10. Lou Reed – Metal Machine Music
Depending on your personal preferences, 1975 album, the most nihilistic statement of his career, might not be what you consider good music. Over an hour of droning noise that actually keeps in step with Reed and Cale’s early, pre-Velvets work, Metal Machine Music might actually be the punkest record ever.
9. Mo Tucker – I Spent a Week There the Other Night
Tucker gets a handful of various CBGB punks to play on these 11 tracks, and even convinces all of her other former VU members to join in.
8. Lou Reed and John Cale – Songs for Drella
It took Andy Warhol’s death in 1987 to get Reed and Cale talking again. Two years later they got together to record this song cycle about the life of their old friend, and gave the world their best work of the 1980s.
7. Nico – Chelsea Girl
In a solo debut that came out six months after her collaboration with the Velvets, Nico is the chanteuse for every heartbreak, with songs written by friends and lovers including Jackson Browne, Bob Dylan, and, of course, Lou Reed.
6. Lou Reed – Berlin
In true Lou Reed fashion, the “Godfather of Punk” goes out and follows up his hit album Transformer with what is easily one of his most depressing and ahead of its time albums ever.

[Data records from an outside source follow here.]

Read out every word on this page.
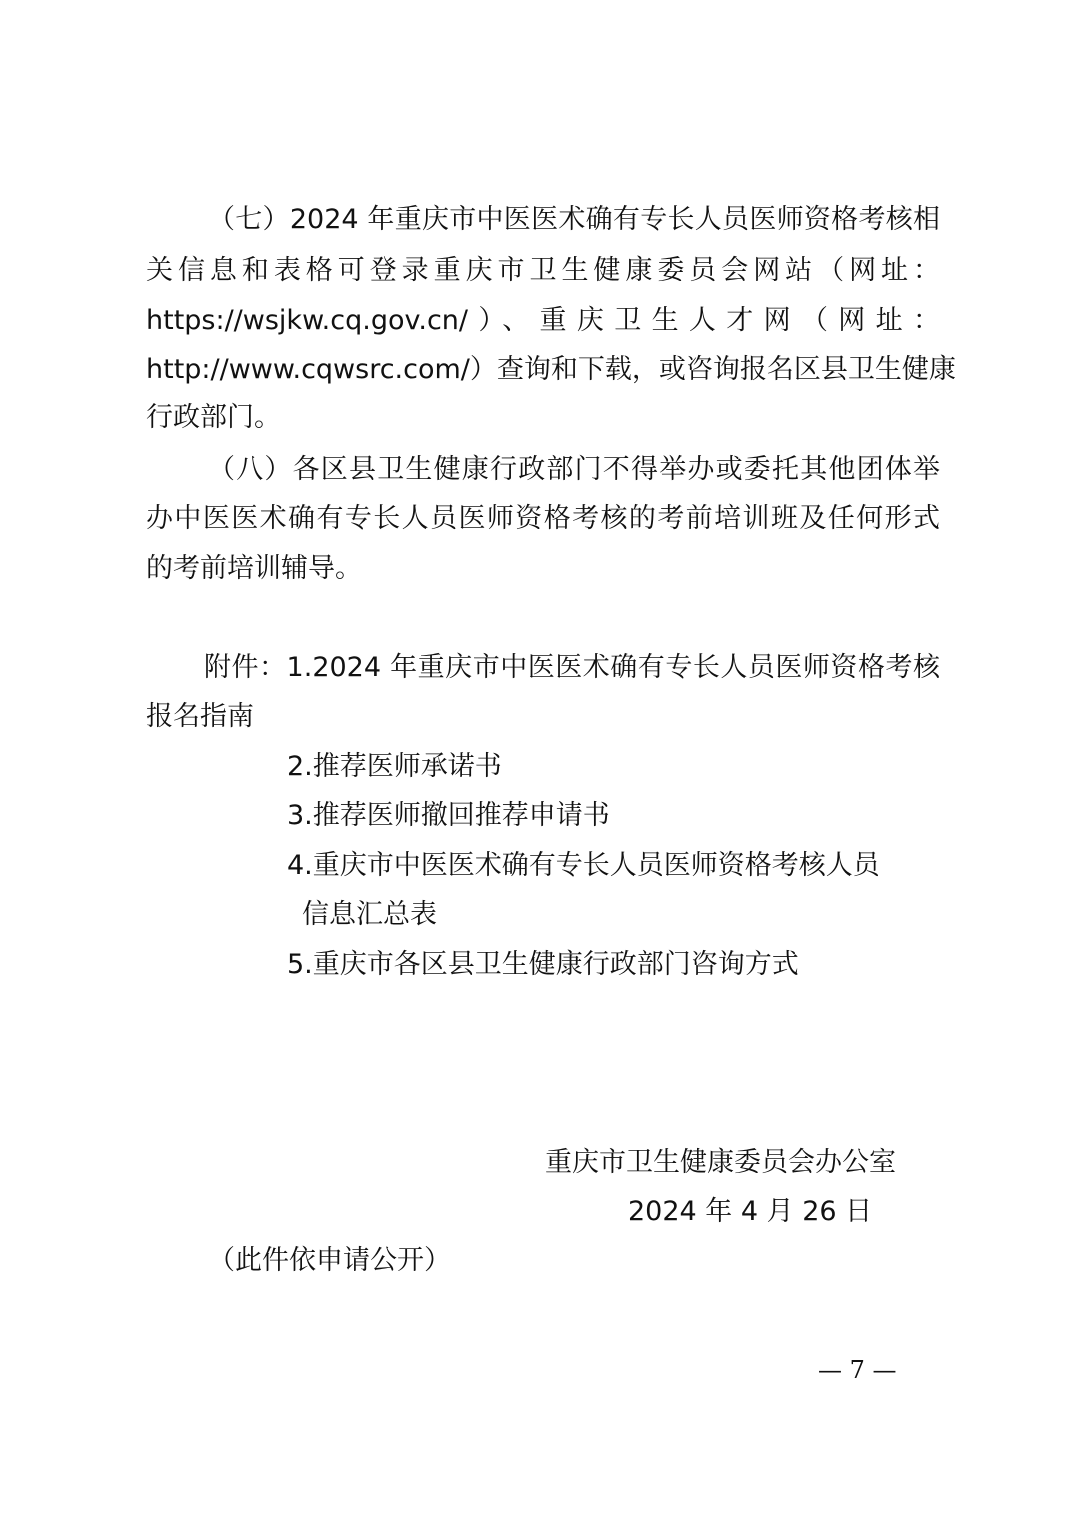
（七）2024 年重庆市中医医术确有专长人员医师资格考核相

关信息和表格可登录重庆市卫生健康委员会网站（网址：

https://wsjkw.cq.gov.cn/）、重庆卫生人才网（网址：

http://www.cqwsrc.com/）查询和下载，或咨询报名区县卫生健康

行政部门。

（八）各区县卫生健康行政部门不得举办或委托其他团体举

办中医医术确有专长人员医师资格考核的考前培训班及任何形式

的考前培训辅导。

附件：1.2024 年重庆市中医医术确有专长人员医师资格考核

报名指南

2.推荐医师承诺书

3.推荐医师撤回推荐申请书

4.重庆市中医医术确有专长人员医师资格考核人员

信息汇总表

5.重庆市各区县卫生健康行政部门咨询方式

重庆市卫生健康委员会办公室

2024 年 4 月 26 日

（此件依申请公开）

— 7 —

5. John Cale – Vintage Violence
Cale wasn’t especially pleased with his 1970 solo album, saying that there wasn’t “much originality on that album.” But listeners today get an LP full of great early-’70s FM rock along the lines of The Byrds, Van Morrison, and the Bob Dylan-sounding “Big White Cloud.”
4. Nico – The Marble Index
Dark, chilling, and beautiful; The Marble Index is when Nico shed all her previous skin, and gave the world an album that reviewers of the time described as “disturbing.”
3. Mo Tucker – Life in Exile After Abdication
Along with members of Sonic Youth, Daniel Johnston, and her old pal, Lou Reed, Tucker tears through a couple of covers (Leadbelly’s “Goodnight Irene” is particularly great), a few VU songs, and opens it all up with the insanely catchy channeling of “Ballroom Blitz” and The Runaways in “Hey Mersh!”
2. John Cale – Paris 1919
If Reed’s Transformer hadn’t won such commercial success, Cale’s 1973 album would be #1 on this list. In possibly one of the most literary albums ever recorded, Cale uses Graham Greene, Shakespeare, and Dylan Thomas as reference points, and goes from England to Paris to Spain through this nine-song baroque pop masterpiece.
1. Lou Reed – Transformer
There’s that old saying about how everybody who heard the Velvet Underground went out and started a band. That might be true, but Reed’s David Bowie and Mick Ronson-produced 1972 solo album is the one that made him a star.